Getting your Trinity Audio player ready... |
AYSEL YENİDOĞANAY
Yazdım sildim
Yazdım sildim
Yazdım sildim
Yazdım sildim
Yazdım sildim
Silemiyorum aslında.
Beynimden, ruhumdan silemiyorum.
Ama bir kalemde silivermiş hakim…
İki küçük çocuk…
Yazarak anlatmışlar. Yetmemiş çizerek anlatmışlar. Ve “en çok beni istiyorlar” diyor utanarak. En çok utanması gerekenlerin yüzüne bakamıyor.
Bu acının tarifi var mı? Bir anne çocuğuna nasıl yapar bunu?
Bir hakim nasıl serbest bırakır bu cani ruhlu sapıkları?
Bir çocuğu annesi koruyamıyorsa hakim nasıl korusun?
Ben bu çağdan nefret ettim. Çocukların ahıyla lanetlendi 21. Yüzyıl. Hiç kimse iflah olmayacak bundan sonra.
Hepimiz çocukken renklerle, çizgilerle düşlerimizi boyadık. O iki çocuk yaşadıkları travmayı asla unutamayacaklar. Ömür boyu silinmeyecek bir resmi de yüreklerimize, vicdanlarımıza kazıdılar…
* * *
Ben bu iki çocuğu yazmayacaktım bu gün. Kirli siyasetten/kirli siyasilerden söz edecektim. Uçkuruna sahip çıkamayanların, yaptıkları gizli kalsın diye vatana, halka, kendilerine inananlara nasıl ihanet ettiklerini yazacaktım.

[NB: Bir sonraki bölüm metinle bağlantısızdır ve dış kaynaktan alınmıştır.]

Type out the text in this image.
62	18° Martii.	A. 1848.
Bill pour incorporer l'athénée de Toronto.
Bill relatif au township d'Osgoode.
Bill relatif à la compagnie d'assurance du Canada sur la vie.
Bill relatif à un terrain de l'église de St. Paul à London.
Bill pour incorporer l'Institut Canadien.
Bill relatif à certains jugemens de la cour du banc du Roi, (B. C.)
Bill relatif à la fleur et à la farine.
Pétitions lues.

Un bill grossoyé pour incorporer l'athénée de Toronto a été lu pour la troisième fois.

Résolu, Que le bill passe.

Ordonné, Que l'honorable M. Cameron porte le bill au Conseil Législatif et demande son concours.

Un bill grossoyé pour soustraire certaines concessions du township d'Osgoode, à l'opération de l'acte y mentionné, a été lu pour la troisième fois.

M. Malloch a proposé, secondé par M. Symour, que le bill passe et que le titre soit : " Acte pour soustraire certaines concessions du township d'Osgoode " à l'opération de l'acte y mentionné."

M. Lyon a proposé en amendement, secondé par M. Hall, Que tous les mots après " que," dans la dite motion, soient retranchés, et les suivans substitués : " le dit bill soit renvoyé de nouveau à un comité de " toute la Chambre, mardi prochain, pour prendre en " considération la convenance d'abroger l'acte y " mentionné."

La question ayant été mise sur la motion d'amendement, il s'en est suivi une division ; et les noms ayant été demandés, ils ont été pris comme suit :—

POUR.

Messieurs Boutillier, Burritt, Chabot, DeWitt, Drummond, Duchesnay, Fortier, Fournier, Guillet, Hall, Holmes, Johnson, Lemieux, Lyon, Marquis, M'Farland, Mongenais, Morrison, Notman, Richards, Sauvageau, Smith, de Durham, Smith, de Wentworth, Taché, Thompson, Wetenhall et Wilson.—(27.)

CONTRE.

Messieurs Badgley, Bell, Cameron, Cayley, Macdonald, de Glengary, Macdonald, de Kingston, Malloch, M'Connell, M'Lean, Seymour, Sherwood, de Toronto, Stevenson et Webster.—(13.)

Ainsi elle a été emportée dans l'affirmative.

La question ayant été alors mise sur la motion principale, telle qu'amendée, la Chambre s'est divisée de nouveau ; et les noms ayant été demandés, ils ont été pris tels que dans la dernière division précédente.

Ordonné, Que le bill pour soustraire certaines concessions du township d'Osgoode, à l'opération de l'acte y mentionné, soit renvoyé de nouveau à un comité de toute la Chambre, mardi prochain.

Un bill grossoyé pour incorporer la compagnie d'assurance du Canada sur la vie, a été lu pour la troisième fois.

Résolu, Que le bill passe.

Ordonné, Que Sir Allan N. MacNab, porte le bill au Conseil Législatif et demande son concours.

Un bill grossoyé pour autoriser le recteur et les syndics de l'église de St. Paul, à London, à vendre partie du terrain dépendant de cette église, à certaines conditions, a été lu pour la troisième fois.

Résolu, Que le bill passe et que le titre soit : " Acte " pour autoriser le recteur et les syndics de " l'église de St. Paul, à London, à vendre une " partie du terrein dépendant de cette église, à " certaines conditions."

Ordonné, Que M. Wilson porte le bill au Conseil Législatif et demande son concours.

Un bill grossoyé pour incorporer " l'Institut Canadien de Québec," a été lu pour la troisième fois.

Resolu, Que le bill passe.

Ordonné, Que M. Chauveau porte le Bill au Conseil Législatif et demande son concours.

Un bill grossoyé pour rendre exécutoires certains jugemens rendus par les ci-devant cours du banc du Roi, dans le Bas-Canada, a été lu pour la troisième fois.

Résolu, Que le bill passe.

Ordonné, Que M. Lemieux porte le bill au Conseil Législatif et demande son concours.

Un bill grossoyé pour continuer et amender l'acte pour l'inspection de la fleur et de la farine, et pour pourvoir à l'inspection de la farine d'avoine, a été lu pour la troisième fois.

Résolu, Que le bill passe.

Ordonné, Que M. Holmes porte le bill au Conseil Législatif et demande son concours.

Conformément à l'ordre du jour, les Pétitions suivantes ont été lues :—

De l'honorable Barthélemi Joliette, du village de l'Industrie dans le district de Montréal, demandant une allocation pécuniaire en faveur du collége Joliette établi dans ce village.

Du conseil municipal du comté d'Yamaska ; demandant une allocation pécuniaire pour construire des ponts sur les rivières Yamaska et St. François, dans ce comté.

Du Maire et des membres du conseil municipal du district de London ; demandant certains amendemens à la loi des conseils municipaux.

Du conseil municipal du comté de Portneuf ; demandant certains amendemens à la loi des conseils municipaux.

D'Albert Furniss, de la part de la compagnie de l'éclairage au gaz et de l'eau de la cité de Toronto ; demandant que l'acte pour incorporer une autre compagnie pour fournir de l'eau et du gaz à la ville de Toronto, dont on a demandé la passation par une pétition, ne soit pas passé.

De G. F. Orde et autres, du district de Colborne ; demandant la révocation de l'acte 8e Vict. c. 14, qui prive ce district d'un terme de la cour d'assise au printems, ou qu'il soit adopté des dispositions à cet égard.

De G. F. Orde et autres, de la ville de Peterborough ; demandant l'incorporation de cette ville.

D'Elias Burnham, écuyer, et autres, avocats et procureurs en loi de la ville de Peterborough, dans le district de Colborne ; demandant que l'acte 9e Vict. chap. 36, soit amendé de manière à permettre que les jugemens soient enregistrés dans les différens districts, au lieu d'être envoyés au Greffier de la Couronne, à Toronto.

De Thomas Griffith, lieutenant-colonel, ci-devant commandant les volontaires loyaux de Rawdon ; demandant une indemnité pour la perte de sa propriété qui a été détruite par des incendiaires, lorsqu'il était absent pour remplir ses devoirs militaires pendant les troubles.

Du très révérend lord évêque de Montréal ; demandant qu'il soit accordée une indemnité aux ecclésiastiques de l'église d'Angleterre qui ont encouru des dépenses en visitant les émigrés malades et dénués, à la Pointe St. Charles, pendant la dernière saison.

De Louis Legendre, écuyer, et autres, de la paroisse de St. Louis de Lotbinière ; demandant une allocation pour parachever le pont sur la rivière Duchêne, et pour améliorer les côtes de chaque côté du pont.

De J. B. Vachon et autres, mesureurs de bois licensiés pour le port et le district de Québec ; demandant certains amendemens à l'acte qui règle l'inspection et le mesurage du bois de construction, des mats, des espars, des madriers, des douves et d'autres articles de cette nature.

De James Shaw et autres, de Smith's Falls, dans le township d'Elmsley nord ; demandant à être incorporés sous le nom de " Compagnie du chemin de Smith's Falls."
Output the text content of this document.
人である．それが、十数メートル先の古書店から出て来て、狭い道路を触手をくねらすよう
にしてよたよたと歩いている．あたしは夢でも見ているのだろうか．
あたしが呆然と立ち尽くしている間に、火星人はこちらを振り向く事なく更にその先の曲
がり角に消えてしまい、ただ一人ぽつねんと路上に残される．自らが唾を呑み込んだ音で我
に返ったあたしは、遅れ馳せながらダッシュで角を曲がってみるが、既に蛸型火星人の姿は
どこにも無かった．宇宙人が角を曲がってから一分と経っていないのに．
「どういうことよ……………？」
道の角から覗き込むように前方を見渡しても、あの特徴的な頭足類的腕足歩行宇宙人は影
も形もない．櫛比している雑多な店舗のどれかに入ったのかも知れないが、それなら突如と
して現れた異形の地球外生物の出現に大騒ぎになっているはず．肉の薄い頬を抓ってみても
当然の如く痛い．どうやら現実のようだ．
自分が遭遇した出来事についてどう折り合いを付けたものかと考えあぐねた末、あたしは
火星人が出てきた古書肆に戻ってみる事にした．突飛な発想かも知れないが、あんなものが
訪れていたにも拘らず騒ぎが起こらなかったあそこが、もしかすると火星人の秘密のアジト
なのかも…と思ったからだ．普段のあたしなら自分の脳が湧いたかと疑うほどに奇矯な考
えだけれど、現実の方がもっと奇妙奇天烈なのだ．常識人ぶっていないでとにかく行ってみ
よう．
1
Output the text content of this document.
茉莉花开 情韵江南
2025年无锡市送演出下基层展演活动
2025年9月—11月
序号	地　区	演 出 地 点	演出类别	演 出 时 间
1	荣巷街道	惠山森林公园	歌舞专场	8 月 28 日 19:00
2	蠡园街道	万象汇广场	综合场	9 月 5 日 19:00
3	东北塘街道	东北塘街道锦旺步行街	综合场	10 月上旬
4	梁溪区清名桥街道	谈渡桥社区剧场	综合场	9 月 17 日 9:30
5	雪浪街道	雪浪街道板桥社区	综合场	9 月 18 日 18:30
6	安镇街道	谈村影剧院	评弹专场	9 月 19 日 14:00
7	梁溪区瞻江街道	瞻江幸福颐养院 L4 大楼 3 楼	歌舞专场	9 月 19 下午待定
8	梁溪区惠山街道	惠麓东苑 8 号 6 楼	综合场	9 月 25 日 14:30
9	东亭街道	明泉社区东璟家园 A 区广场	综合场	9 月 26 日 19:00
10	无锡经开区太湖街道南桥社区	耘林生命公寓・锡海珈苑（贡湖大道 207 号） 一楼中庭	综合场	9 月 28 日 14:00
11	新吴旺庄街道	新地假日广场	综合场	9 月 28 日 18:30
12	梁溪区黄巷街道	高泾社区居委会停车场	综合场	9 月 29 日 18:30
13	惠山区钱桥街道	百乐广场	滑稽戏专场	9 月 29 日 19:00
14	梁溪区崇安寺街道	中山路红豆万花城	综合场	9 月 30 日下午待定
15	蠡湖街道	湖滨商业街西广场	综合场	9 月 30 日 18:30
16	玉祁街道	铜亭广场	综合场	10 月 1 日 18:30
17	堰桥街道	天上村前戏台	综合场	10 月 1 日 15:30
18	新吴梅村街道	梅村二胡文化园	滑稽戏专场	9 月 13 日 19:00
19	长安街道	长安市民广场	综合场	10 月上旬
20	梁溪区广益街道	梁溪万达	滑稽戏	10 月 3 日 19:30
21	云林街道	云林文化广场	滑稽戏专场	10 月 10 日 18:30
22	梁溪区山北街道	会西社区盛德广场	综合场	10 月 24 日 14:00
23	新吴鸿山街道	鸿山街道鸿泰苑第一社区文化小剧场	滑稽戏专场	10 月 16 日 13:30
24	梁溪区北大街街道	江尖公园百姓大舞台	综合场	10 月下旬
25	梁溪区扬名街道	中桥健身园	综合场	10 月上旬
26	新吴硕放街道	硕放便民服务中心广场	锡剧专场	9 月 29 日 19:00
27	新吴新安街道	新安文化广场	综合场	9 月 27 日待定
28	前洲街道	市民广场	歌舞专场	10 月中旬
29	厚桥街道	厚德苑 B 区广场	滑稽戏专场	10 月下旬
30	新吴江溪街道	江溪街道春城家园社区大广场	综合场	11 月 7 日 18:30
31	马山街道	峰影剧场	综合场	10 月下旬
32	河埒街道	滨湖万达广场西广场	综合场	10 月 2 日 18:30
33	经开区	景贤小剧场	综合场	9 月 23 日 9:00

Bir şeyi unutmuşlardı; Gerçeğin eninde sonunda gün yüzüne çıkma gibi bir huyu vardı.
Ama onların utanmaları, sıkılmaları yok.
Hala siyaset yapıyorlar, hala halkın karşısına çıkabiliyorlar. Milyonların gözünün içine baka baka yalan söyleyebiliyorlar. İnsanlar açlıkla, yoklukla, işsizlikle, ekonomik sıkıntıyla boğuşurken, hala onların ekmeğine göz dikiyorlar.
Doymuyorlar. Asla ve asla doymuyorlar. Şu bir gerçek; gün gelir toprak doyurur insanın gözünü…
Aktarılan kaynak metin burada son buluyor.